10 Cet article se focalisera sur le clivage gauche/droite, sa survivance ou son obsolescence, et ce qu’implique être de gauche, de droite ou d’ailleurs, aujourd’hui par rapport à hier, et ainsi contribuera à éclairer cette élection. Dans un premier temps, il analysera la répartition des placements gauche/droite dans le temps. On pourra ainsi mesurer combien ces placements évoluent, notamment en fonction de la couleur politique du gouvernement. Dans un deuxième temps, l’article fera le point sur les logiques sociales qui sont derrière ces évolutions. On verra ainsi que certaines, comme la religion, perdurent mais qu’on assiste à des désalignements sociaux particulièrement marquants, notamment entre 2012 et 2017. Dans un troisième temps, l’article se penchera sur le lien entre valeurs et positionnement politique. On démontrera le poids que prennent les valeurs culturelles dans la manière aujourd’hui de se penser de gauche ou de droite. Enfin, dans une dernière partie, l’article analysera les liens entre placement gauche/droite et vote.
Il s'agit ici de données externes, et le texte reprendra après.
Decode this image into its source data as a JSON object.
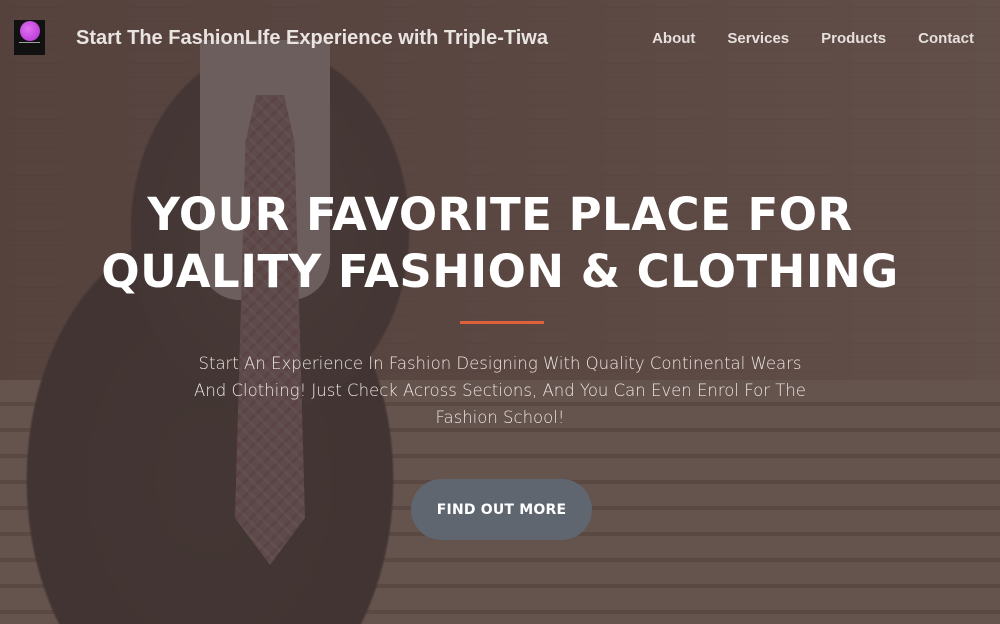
{
  "navbar": {
    "brand_title": "Start The FashionLIfe Experience with Triple-Tiwa",
    "links": [
      {
        "label": "About"
      },
      {
        "label": "Services"
      },
      {
        "label": "Products"
      },
      {
        "label": "Contact"
      }
    ]
  },
  "hero": {
    "headline_line1": "YOUR FAVORITE PLACE FOR",
    "headline_line2": "QUALITY FASHION & CLOTHING",
    "lead": "Start An Experience In Fashion Designing With Quality Continental Wears And Clothing! Just Check Across Sections, And You Can Even Enrol For The Fashion School!",
    "cta_label": "FIND OUT MORE"
  },
  "colors": {
    "accent_divider": "#e0603c",
    "cta_background": "#5f6670",
    "overlay": "#46373480",
    "logo_accent": "#b02ed0"
  },
  "icons": {
    "logo": "triple-tiwa-logo-icon"
  }
}
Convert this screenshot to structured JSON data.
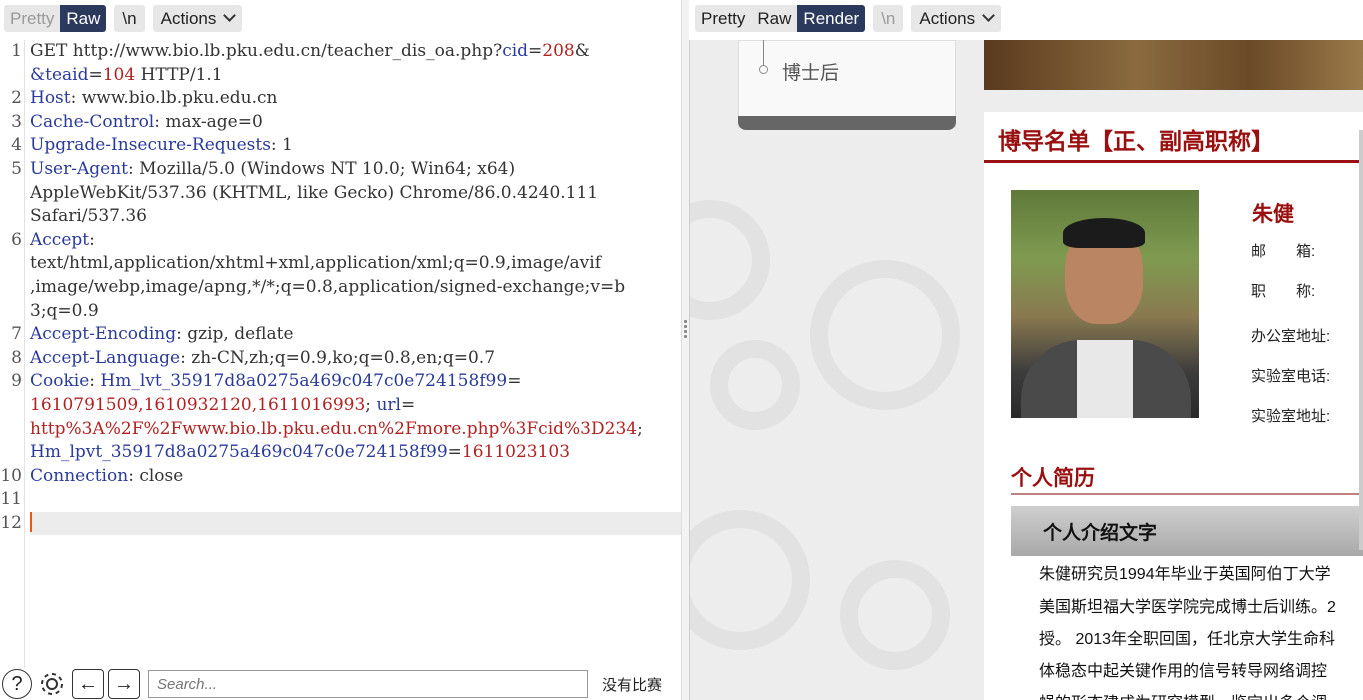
{
  "left_toolbar": {
    "pretty": "Pretty",
    "raw": "Raw",
    "newline": "\\n",
    "actions": "Actions"
  },
  "right_toolbar": {
    "pretty": "Pretty",
    "raw": "Raw",
    "render": "Render",
    "newline": "\\n",
    "actions": "Actions"
  },
  "request": {
    "line_numbers": [
      "1",
      "2",
      "3",
      "4",
      "5",
      "6",
      "7",
      "8",
      "9",
      "10",
      "11",
      "12"
    ],
    "line1_a": "GET http://www.bio.lb.pku.edu.cn/teacher_dis_oa.php?",
    "line1_k1": "cid",
    "line1_eq": "=",
    "line1_v1": "208",
    "line1_amp": "&",
    "line1b_k": "&teaid",
    "line1b_eq": "=",
    "line1b_v": "104",
    "line1b_rest": " HTTP/1.1",
    "host_k": "Host",
    "host_v": ": www.bio.lb.pku.edu.cn",
    "cc_k": "Cache-Control",
    "cc_v": ": max-age=0",
    "uir_k": "Upgrade-Insecure-Requests",
    "uir_v": ": 1",
    "ua_k": "User-Agent",
    "ua_v1": ": Mozilla/5.0 (Windows NT 10.0; Win64; x64)",
    "ua_v2": "AppleWebKit/537.36 (KHTML, like Gecko) Chrome/86.0.4240.111",
    "ua_v3": "Safari/537.36",
    "accept_k": "Accept",
    "accept_v0": ":",
    "accept_v1": "text/html,application/xhtml+xml,application/xml;q=0.9,image/avif",
    "accept_v2": ",image/webp,image/apng,*/*;q=0.8,application/signed-exchange;v=b",
    "accept_v3": "3;q=0.9",
    "ae_k": "Accept-Encoding",
    "ae_v": ": gzip, deflate",
    "al_k": "Accept-Language",
    "al_v": ": zh-CN,zh;q=0.9,ko;q=0.8,en;q=0.7",
    "cookie_k": "Cookie",
    "cookie_sep": ": ",
    "cookie_k1": "Hm_lvt_35917d8a0275a469c047c0e724158f99",
    "cookie_eq1": "=",
    "cookie_v1": "1610791509,1610932120,1611016993",
    "cookie_sep2": "; ",
    "cookie_k2": "url",
    "cookie_eq2": "=",
    "cookie_v2": "http%3A%2F%2Fwww.bio.lb.pku.edu.cn%2Fmore.php%3Fcid%3D234",
    "cookie_sep3": ";",
    "cookie_k3": "Hm_lpvt_35917d8a0275a469c047c0e724158f99",
    "cookie_eq3": "=",
    "cookie_v3": "1611023103",
    "conn_k": "Connection",
    "conn_v": ": close"
  },
  "search": {
    "placeholder": "Search...",
    "match_text": "没有比赛"
  },
  "render": {
    "sidebar_item": "博士后",
    "heading": "博导名单【正、副高职称】",
    "name": "朱健",
    "fields": [
      "邮　　箱:",
      "职　　称:",
      "办公室地址:",
      "实验室电话:",
      "实验室地址:"
    ],
    "section_title": "个人简历",
    "intro_title": "个人介绍文字",
    "paragraph": [
      "朱健研究员1994年毕业于英国阿伯丁大学",
      "美国斯坦福大学医学院完成博士后训练。2",
      "授。 2013年全职回国，任北京大学生命科",
      "体稳态中起关键作用的信号转导网络调控",
      "蝇的形态建成为研究模型，鉴定出多个调"
    ]
  },
  "colors": {
    "accent_dark": "#2b3a5c",
    "header_key": "#2a3a9a",
    "header_value": "#b22222",
    "site_red": "#9a1010",
    "caret": "#e25a1c"
  }
}
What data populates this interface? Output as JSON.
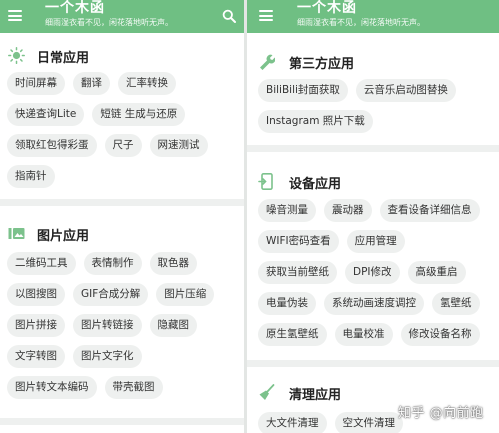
{
  "app": {
    "title": "一个木函",
    "subtitle": "细雨湿衣看不见，闲花落地听无声。"
  },
  "left_sections": [
    {
      "title": "日常应用",
      "icon": "sun-icon",
      "rows": [
        [
          "时间屏幕",
          "翻译",
          "汇率转换"
        ],
        [
          "快递查询Lite",
          "短链 生成与还原"
        ],
        [
          "领取红包得彩蛋",
          "尺子",
          "网速测试"
        ],
        [
          "指南针"
        ]
      ]
    },
    {
      "title": "图片应用",
      "icon": "image-icon",
      "rows": [
        [
          "二维码工具",
          "表情制作",
          "取色器"
        ],
        [
          "以图搜图",
          "GIF合成分解",
          "图片压缩"
        ],
        [
          "图片拼接",
          "图片转链接",
          "隐藏图"
        ],
        [
          "文字转图",
          "图片文字化"
        ],
        [
          "图片转文本编码",
          "带壳截图"
        ]
      ]
    }
  ],
  "right_sections": [
    {
      "title": "第三方应用",
      "icon": "wrench-icon",
      "rows": [
        [
          "BiliBili封面获取",
          "云音乐启动图替换"
        ],
        [
          "Instagram 照片下载"
        ]
      ]
    },
    {
      "title": "设备应用",
      "icon": "device-icon",
      "rows": [
        [
          "噪音测量",
          "震动器",
          "查看设备详细信息"
        ],
        [
          "WIFI密码查看",
          "应用管理"
        ],
        [
          "获取当前壁纸",
          "DPI修改",
          "高级重启"
        ],
        [
          "电量伪装",
          "系统动画速度调控",
          "氢壁纸"
        ],
        [
          "原生氢壁纸",
          "电量校准",
          "修改设备名称"
        ]
      ]
    },
    {
      "title": "清理应用",
      "icon": "broom-icon",
      "rows": [
        [
          "大文件清理",
          "空文件清理"
        ]
      ]
    }
  ],
  "watermark": "知乎 @向前跑",
  "colors": {
    "appbar": "#6fbf83",
    "chip": "#eef0ef",
    "separator": "#eef0ef"
  }
}
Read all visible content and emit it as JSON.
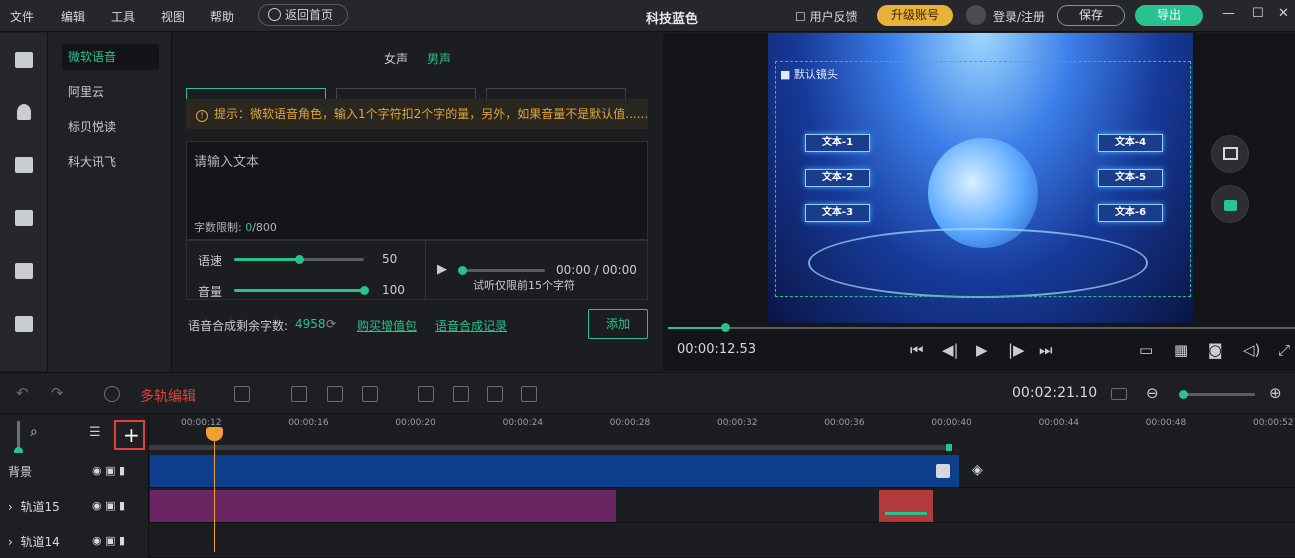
{
  "menu": [
    "文件",
    "编辑",
    "工具",
    "视图",
    "帮助"
  ],
  "home_button": "返回首页",
  "app_title": "科技蓝色",
  "feedback": "用户反馈",
  "upgrade": "升级账号",
  "login": "登录/注册",
  "save": "保存",
  "export": "导出",
  "engines": [
    "微软语音",
    "阿里云",
    "标贝悦读",
    "科大讯飞"
  ],
  "voice_tabs": {
    "female": "女声",
    "male": "男声"
  },
  "tip": "提示：微软语音角色，输入1个字符扣2个字的量，另外，如果音量不是默认值......",
  "text_placeholder": "请输入文本",
  "char_limit_label": "字数限制: ",
  "char_limit_used": "0",
  "char_limit_max": "/800",
  "speed_label": "语速",
  "speed_value": "50",
  "volume_label": "音量",
  "volume_value": "100",
  "speed_level": 0.5,
  "volume_level": 1.0,
  "audition_time": "00:00 / 00:00",
  "audition_note": "试听仅限前15个字符",
  "remaining_label": "语音合成剩余字数:",
  "remaining_value": "4958",
  "buy_link": "购买增值包",
  "history_link": "语音合成记录",
  "add_button": "添加",
  "preview": {
    "camera_label": "默认镜头",
    "boxes": [
      "文本-1",
      "文本-2",
      "文本-3",
      "文本-4",
      "文本-5",
      "文本-6"
    ],
    "current_time": "00:00:12.53"
  },
  "timeline": {
    "total_time": "00:02:21.10",
    "annotation": "多轨编辑",
    "ticks": [
      "00:00:12",
      "00:00:16",
      "00:00:20",
      "00:00:24",
      "00:00:28",
      "00:00:32",
      "00:00:36",
      "00:00:40",
      "00:00:44",
      "00:00:48",
      "00:00:52"
    ],
    "tracks": [
      "背景",
      "轨道15",
      "轨道14"
    ]
  },
  "colors": {
    "accent": "#29c28e",
    "upgrade": "#e8b13a",
    "bg_clip": "#0e3f8f",
    "track15_clip": "#6a2663",
    "tip_text": "#e0a53a"
  }
}
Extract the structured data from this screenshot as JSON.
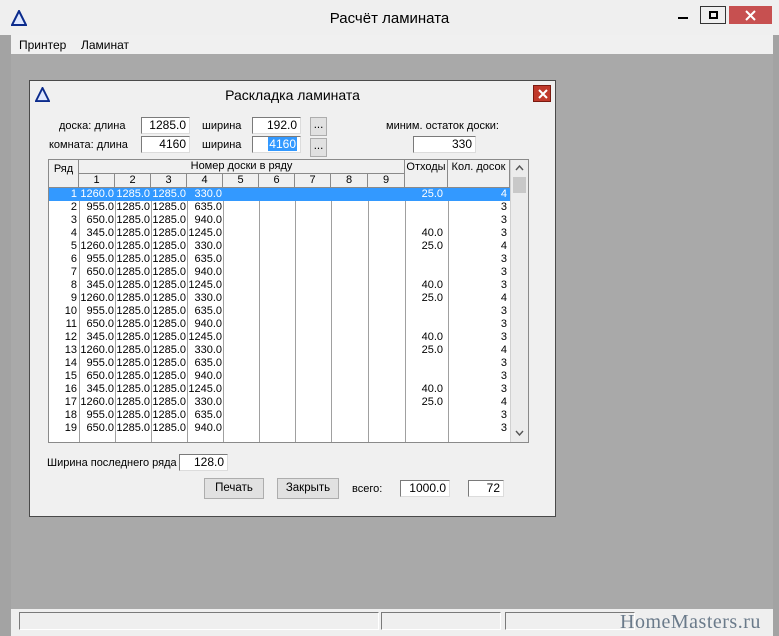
{
  "main_window": {
    "title": "Расчёт ламината",
    "menu": [
      "Принтер",
      "Ламинат"
    ]
  },
  "dialog": {
    "title": "Раскладка ламината",
    "board_label": "доска:  длина",
    "board_length": "1285.0",
    "width_label": "ширина",
    "board_width": "192.0",
    "room_label": "комната: длина",
    "room_length": "4160",
    "room_width": "4160",
    "browse_label": "...",
    "min_rest_label": "миним. остаток доски:",
    "min_rest_value": "330",
    "table": {
      "headers": {
        "row": "Ряд",
        "board_number": "Номер доски в ряду",
        "waste": "Отходы",
        "board_count": "Кол. досок",
        "numbers": [
          "1",
          "2",
          "3",
          "4",
          "5",
          "6",
          "7",
          "8",
          "9"
        ]
      },
      "rows": [
        {
          "n": "1",
          "b1": "1260.0",
          "b2": "1285.0",
          "b3": "1285.0",
          "b4": "330.0",
          "waste": "25.0",
          "count": "4"
        },
        {
          "n": "2",
          "b1": "955.0",
          "b2": "1285.0",
          "b3": "1285.0",
          "b4": "635.0",
          "waste": "",
          "count": "3"
        },
        {
          "n": "3",
          "b1": "650.0",
          "b2": "1285.0",
          "b3": "1285.0",
          "b4": "940.0",
          "waste": "",
          "count": "3"
        },
        {
          "n": "4",
          "b1": "345.0",
          "b2": "1285.0",
          "b3": "1285.0",
          "b4": "1245.0",
          "waste": "40.0",
          "count": "3"
        },
        {
          "n": "5",
          "b1": "1260.0",
          "b2": "1285.0",
          "b3": "1285.0",
          "b4": "330.0",
          "waste": "25.0",
          "count": "4"
        },
        {
          "n": "6",
          "b1": "955.0",
          "b2": "1285.0",
          "b3": "1285.0",
          "b4": "635.0",
          "waste": "",
          "count": "3"
        },
        {
          "n": "7",
          "b1": "650.0",
          "b2": "1285.0",
          "b3": "1285.0",
          "b4": "940.0",
          "waste": "",
          "count": "3"
        },
        {
          "n": "8",
          "b1": "345.0",
          "b2": "1285.0",
          "b3": "1285.0",
          "b4": "1245.0",
          "waste": "40.0",
          "count": "3"
        },
        {
          "n": "9",
          "b1": "1260.0",
          "b2": "1285.0",
          "b3": "1285.0",
          "b4": "330.0",
          "waste": "25.0",
          "count": "4"
        },
        {
          "n": "10",
          "b1": "955.0",
          "b2": "1285.0",
          "b3": "1285.0",
          "b4": "635.0",
          "waste": "",
          "count": "3"
        },
        {
          "n": "11",
          "b1": "650.0",
          "b2": "1285.0",
          "b3": "1285.0",
          "b4": "940.0",
          "waste": "",
          "count": "3"
        },
        {
          "n": "12",
          "b1": "345.0",
          "b2": "1285.0",
          "b3": "1285.0",
          "b4": "1245.0",
          "waste": "40.0",
          "count": "3"
        },
        {
          "n": "13",
          "b1": "1260.0",
          "b2": "1285.0",
          "b3": "1285.0",
          "b4": "330.0",
          "waste": "25.0",
          "count": "4"
        },
        {
          "n": "14",
          "b1": "955.0",
          "b2": "1285.0",
          "b3": "1285.0",
          "b4": "635.0",
          "waste": "",
          "count": "3"
        },
        {
          "n": "15",
          "b1": "650.0",
          "b2": "1285.0",
          "b3": "1285.0",
          "b4": "940.0",
          "waste": "",
          "count": "3"
        },
        {
          "n": "16",
          "b1": "345.0",
          "b2": "1285.0",
          "b3": "1285.0",
          "b4": "1245.0",
          "waste": "40.0",
          "count": "3"
        },
        {
          "n": "17",
          "b1": "1260.0",
          "b2": "1285.0",
          "b3": "1285.0",
          "b4": "330.0",
          "waste": "25.0",
          "count": "4"
        },
        {
          "n": "18",
          "b1": "955.0",
          "b2": "1285.0",
          "b3": "1285.0",
          "b4": "635.0",
          "waste": "",
          "count": "3"
        },
        {
          "n": "19",
          "b1": "650.0",
          "b2": "1285.0",
          "b3": "1285.0",
          "b4": "940.0",
          "waste": "",
          "count": "3"
        }
      ]
    },
    "last_row_label": "Ширина последнего ряда",
    "last_row_value": "128.0",
    "print_button": "Печать",
    "close_button": "Закрыть",
    "total_label": "всего:",
    "total_length": "1000.0",
    "total_count": "72"
  },
  "watermark": "HomeMasters.ru",
  "colors": {
    "selection": "#3399ff",
    "close_red": "#c0392b",
    "desktop": "#a3a3a3"
  }
}
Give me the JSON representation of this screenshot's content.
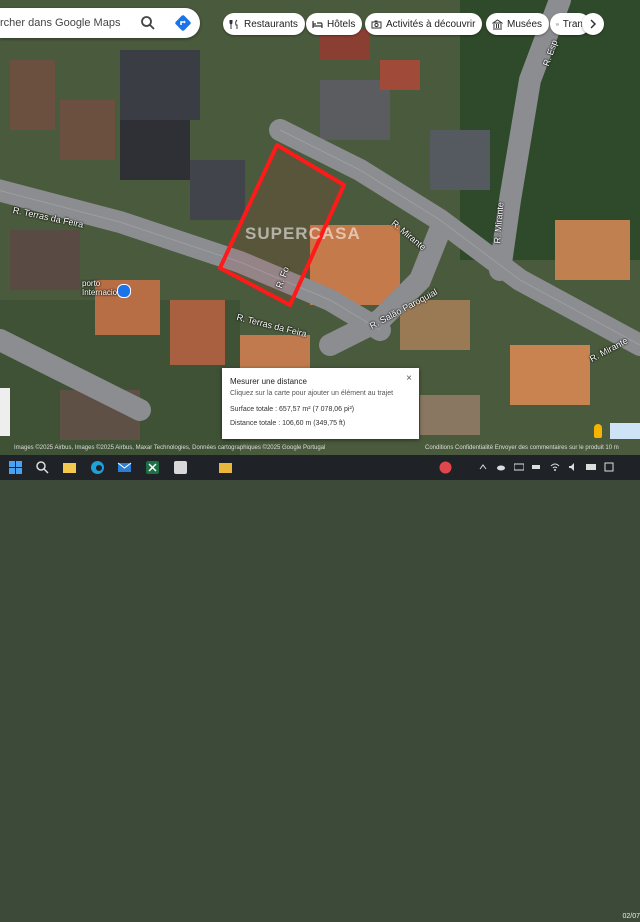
{
  "search": {
    "value": "rcher dans Google Maps",
    "search_icon": "search-icon",
    "directions_icon": "directions-icon"
  },
  "chips": [
    {
      "label": "Restaurants",
      "icon": "restaurant-icon"
    },
    {
      "label": "Hôtels",
      "icon": "hotel-icon"
    },
    {
      "label": "Activités à découvrir",
      "icon": "camera-icon"
    },
    {
      "label": "Musées",
      "icon": "museum-icon"
    },
    {
      "label": "Tran",
      "icon": "transit-icon"
    }
  ],
  "chips_next_icon": "chevron-right-icon",
  "streets": {
    "terras_feira_1": "R. Terras da Feira",
    "terras_feira_2": "R. Terras da Feira",
    "mirante_1": "R. Mirante",
    "mirante_2": "R. Mirante",
    "mirante_3": "R. Mirante",
    "salao_paroquial": "R. Salão Paroquial",
    "side_street": "R. Fo",
    "top_right": "R. Esp"
  },
  "poi": {
    "name": "porto Internacional"
  },
  "watermark": "SUPERCASA",
  "measure": {
    "title": "Mesurer une distance",
    "hint": "Cliquez sur la carte pour ajouter un élément au trajet",
    "area": "Surface totale : 657,57 m² (7 078,06 pi²)",
    "distance": "Distance totale : 106,60 m (349,75 ft)",
    "close": "×"
  },
  "credits": {
    "left": "Images ©2025 Airbus, Images ©2025 Airbus, Maxar Technologies, Données cartographiques ©2025 Google   Portugal",
    "right": "Conditions   Confidentialité   Envoyer des commentaires sur le produit   10 m"
  },
  "colors": {
    "highlight": "#ff1a1a",
    "chip_bg": "#ffffff",
    "taskbar": "#1f2227"
  },
  "taskbar": {
    "apps": [
      "start-icon",
      "search-icon",
      "file-explorer-icon",
      "edge-icon",
      "mail-icon",
      "excel-icon",
      "word-icon",
      "media-icon",
      "folder-icon"
    ],
    "clock": "02/07"
  }
}
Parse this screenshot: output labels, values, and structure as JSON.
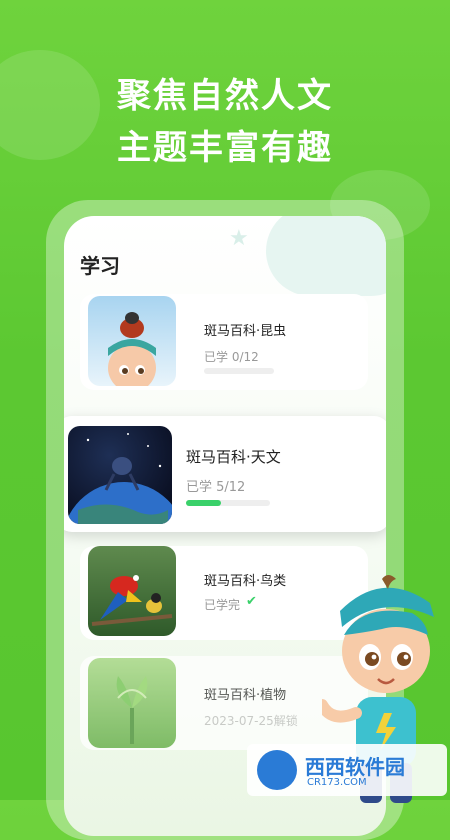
{
  "headline": {
    "line1": "聚焦自然人文",
    "line2": "主题丰富有趣"
  },
  "section": {
    "title": "学习"
  },
  "courses": [
    {
      "title": "斑马百科·昆虫",
      "status": "已学 0/12",
      "progress": 0
    },
    {
      "title": "斑马百科·天文",
      "status": "已学 5/12",
      "progress": 0.4167
    },
    {
      "title": "斑马百科·鸟类",
      "status": "已学完",
      "completed": true
    },
    {
      "title": "斑马百科·植物",
      "status": "2023-07-25解锁"
    }
  ],
  "watermark": {
    "brand": "西西软件园",
    "url": "CR173.COM"
  },
  "colors": {
    "accent": "#3ad16a",
    "background": "#5cc832"
  }
}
Pour ce faire, on utilisera l’enquête électorale française 2017 réalisée en face-à-face en mai-juin auprès de 1 830 personnes  [18]. Dans la mesure du possible, l’analyse a été menée en comparaison avec les enquêtes présidentielles françaises disponibles depuis 1988, ainsi qu’avec un fichier cumulé des Eurobaromètres réalisés par nos soins.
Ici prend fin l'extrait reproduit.